In one embodiment of the invention a system and methods are provided for facilitating error correction of small packets or portions of any size packets. In this embodiment a packet or packet portion is divided into multiple segments and the packet or packet portion is repeated in such a way that the segments in each iteration are arranged in a different order. It may be sufficient to repeat the packet or packet portion twice, but additional repetition will allow correction of more errors at the receiving entity. Thus, if the error correction is to be applied to a routing header of a packet, the routing header is segmented and then multiple iterations of the header are included with the packet rather than a single copy. However, the segments of the routing header are arranged in different sequences among the multiple iterations and may therefore be transmitted over different elements of a communication link.

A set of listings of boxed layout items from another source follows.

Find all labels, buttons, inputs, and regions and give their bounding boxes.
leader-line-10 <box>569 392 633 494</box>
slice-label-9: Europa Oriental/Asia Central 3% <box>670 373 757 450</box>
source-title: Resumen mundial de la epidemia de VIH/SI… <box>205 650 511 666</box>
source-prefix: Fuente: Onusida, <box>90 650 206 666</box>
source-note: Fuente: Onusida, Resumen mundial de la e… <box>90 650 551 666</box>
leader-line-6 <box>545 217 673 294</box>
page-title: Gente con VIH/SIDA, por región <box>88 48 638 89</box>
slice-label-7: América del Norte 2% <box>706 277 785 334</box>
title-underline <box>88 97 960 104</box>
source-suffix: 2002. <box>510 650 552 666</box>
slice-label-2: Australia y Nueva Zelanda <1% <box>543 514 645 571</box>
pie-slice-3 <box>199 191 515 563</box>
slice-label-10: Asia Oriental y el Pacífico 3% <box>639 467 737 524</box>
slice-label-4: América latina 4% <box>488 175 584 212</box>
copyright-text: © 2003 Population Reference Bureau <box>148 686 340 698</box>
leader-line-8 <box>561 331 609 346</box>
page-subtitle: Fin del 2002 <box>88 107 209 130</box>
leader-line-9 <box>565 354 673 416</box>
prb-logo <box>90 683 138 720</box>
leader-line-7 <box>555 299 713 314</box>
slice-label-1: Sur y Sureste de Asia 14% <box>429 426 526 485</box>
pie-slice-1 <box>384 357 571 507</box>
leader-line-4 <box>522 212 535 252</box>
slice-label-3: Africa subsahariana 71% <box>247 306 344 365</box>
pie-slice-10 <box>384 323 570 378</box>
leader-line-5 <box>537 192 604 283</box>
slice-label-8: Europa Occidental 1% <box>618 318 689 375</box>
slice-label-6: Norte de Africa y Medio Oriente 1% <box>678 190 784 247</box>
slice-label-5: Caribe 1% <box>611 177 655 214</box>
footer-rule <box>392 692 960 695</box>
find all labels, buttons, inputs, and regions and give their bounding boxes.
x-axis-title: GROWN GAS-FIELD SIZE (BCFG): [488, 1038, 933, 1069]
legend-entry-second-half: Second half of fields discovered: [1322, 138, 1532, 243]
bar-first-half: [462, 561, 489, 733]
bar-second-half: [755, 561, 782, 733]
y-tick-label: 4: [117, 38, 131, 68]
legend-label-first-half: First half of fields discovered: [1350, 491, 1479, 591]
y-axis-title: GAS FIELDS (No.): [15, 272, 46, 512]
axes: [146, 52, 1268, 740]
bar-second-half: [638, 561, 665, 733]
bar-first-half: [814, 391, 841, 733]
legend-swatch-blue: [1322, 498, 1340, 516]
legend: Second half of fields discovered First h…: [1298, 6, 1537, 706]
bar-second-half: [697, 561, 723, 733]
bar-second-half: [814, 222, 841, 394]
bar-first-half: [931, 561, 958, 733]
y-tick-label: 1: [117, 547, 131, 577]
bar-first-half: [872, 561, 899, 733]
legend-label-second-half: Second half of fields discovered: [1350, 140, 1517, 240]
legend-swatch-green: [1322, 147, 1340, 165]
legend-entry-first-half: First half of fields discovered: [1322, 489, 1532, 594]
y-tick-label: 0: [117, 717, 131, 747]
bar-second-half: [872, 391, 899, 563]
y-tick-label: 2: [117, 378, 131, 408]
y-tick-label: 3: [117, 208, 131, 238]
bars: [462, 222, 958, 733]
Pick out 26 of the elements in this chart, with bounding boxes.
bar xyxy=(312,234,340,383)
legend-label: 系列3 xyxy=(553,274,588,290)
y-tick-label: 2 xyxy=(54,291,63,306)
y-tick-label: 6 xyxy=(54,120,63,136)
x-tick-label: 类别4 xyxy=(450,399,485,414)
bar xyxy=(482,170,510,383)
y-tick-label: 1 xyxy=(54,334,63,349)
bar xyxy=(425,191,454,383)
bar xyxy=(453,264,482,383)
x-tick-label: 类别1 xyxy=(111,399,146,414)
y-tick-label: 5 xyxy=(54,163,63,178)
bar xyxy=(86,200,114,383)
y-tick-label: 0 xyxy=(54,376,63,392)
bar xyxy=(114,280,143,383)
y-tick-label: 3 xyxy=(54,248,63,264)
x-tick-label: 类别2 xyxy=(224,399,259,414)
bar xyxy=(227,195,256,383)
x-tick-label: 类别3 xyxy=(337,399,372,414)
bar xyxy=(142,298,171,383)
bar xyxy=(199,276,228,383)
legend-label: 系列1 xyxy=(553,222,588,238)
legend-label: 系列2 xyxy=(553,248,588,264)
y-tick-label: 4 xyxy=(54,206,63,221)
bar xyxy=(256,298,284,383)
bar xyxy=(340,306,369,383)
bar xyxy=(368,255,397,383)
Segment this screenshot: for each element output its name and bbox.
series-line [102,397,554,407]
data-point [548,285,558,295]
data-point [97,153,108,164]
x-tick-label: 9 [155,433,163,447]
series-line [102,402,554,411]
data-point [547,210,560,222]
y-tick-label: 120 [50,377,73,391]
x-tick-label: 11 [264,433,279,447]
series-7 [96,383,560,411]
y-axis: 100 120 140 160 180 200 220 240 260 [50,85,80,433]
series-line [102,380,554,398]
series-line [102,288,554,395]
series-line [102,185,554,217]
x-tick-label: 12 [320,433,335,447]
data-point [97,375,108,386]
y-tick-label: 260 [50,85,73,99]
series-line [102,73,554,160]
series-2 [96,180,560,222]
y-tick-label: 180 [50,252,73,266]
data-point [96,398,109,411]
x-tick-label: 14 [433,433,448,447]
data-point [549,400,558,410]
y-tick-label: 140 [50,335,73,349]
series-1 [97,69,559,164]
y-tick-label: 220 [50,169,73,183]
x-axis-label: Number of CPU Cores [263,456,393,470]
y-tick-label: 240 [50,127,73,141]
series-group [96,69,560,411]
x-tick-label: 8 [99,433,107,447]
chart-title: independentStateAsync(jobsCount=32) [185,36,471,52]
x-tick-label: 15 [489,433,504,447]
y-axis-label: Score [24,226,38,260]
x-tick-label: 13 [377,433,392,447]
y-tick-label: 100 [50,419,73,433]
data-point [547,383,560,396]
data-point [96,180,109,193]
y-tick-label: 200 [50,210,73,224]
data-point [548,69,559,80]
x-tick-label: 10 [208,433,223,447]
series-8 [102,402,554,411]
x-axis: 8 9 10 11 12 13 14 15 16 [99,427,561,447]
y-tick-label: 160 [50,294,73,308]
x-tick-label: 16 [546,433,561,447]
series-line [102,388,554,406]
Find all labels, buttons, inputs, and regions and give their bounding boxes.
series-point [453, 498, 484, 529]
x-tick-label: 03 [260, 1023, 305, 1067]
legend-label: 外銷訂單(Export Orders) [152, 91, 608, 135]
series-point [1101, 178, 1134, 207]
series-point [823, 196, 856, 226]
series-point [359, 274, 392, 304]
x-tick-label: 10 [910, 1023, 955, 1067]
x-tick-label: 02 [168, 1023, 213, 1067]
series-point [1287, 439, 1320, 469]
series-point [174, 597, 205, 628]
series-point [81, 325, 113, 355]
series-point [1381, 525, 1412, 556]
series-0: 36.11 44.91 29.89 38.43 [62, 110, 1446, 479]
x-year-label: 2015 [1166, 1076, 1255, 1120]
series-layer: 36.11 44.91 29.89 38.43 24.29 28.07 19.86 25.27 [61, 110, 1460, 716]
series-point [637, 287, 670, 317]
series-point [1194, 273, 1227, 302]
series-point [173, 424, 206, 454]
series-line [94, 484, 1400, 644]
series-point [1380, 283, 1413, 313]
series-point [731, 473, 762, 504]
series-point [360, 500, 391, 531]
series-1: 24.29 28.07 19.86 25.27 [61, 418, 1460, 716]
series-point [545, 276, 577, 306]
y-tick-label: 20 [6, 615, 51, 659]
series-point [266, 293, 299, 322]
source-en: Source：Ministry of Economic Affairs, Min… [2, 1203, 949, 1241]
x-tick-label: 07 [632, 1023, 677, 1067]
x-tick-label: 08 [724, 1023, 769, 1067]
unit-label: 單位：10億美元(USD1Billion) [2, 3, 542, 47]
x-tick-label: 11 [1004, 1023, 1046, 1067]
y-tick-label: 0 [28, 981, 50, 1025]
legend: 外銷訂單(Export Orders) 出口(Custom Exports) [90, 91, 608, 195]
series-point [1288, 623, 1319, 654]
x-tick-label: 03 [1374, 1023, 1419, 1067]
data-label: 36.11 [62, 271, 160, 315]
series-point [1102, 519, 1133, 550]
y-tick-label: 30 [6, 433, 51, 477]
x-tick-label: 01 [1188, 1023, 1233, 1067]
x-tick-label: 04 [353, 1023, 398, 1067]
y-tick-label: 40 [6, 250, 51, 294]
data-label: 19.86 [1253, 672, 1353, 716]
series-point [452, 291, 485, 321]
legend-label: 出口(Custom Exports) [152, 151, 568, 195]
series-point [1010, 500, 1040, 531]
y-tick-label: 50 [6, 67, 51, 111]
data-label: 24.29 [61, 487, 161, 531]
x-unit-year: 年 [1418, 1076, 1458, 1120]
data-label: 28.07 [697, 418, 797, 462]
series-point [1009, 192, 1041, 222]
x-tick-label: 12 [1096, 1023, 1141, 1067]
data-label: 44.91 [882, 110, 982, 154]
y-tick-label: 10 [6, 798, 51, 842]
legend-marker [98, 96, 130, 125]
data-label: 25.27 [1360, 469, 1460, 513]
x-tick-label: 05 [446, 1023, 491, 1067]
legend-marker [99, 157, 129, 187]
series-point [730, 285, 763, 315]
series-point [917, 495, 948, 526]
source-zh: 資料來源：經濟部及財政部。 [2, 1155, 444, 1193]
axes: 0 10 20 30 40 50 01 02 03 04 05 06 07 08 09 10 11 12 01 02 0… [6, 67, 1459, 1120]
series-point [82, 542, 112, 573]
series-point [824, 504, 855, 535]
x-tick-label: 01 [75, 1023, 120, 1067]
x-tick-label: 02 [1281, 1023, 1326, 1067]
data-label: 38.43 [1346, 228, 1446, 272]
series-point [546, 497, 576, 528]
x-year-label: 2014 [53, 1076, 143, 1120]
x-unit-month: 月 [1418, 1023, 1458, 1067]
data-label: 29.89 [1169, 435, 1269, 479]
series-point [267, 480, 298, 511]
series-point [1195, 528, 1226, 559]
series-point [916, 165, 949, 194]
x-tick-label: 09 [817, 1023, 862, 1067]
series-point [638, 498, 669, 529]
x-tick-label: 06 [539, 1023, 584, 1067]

The entity that receives the packet or packet portion applies an error correction algorithm to each iteration of the packet or packet portion, each segment, the overall collection of multiple iterations, etc. This algorithm may differ from any error correction algorithm applied to another portion of the packet.
In this embodiment each segment of the packet or packet portion is received multiple times (e.g., twice), over different lines of the incoming communication link. As the packet or packet portion is received, each segment or iteration of the packet or packet portion can be checked for errors while a succeeding segment or iteration is being received. If an error is detected in one segment of one iteration, the segment can be retrieved from a different iteration. And, by comparing errors among the multiple iterations a broken line can be detected (e.g., a single bit error may be detected in each segment that uses the broken line).
By the time the final iteration of the packet or packet portion is received, the receiving entity, may have already determined whether a previous iteration or segment was received correctly. Thus, if an initial or early iteration is received without any detected errors, before the final iteration is received the receiving entity may begin passing the packet or packet portion forward for higher level processing, for use by a router, etc. If all preceding iterations have errors, then the final iteration may be passed forward immediately upon receipt.
In one particular embodiment of the invention multiple segments of routing data or other information are received in multiple iterations or versions, with the segments arranged in different sequences in each iteration. When a first iteration is received, each segment is checked for errors, possibly using a parity indicator (e.g., a parity bit or other error detection code) computed and set by the entity that sent the data. If an error is detected in a given segment of the first iteration, that segment may be retrieved instead from a different iteration. Because the segments are sent in different sequences in the different iterations, it is likely that at least one version will be received without errors.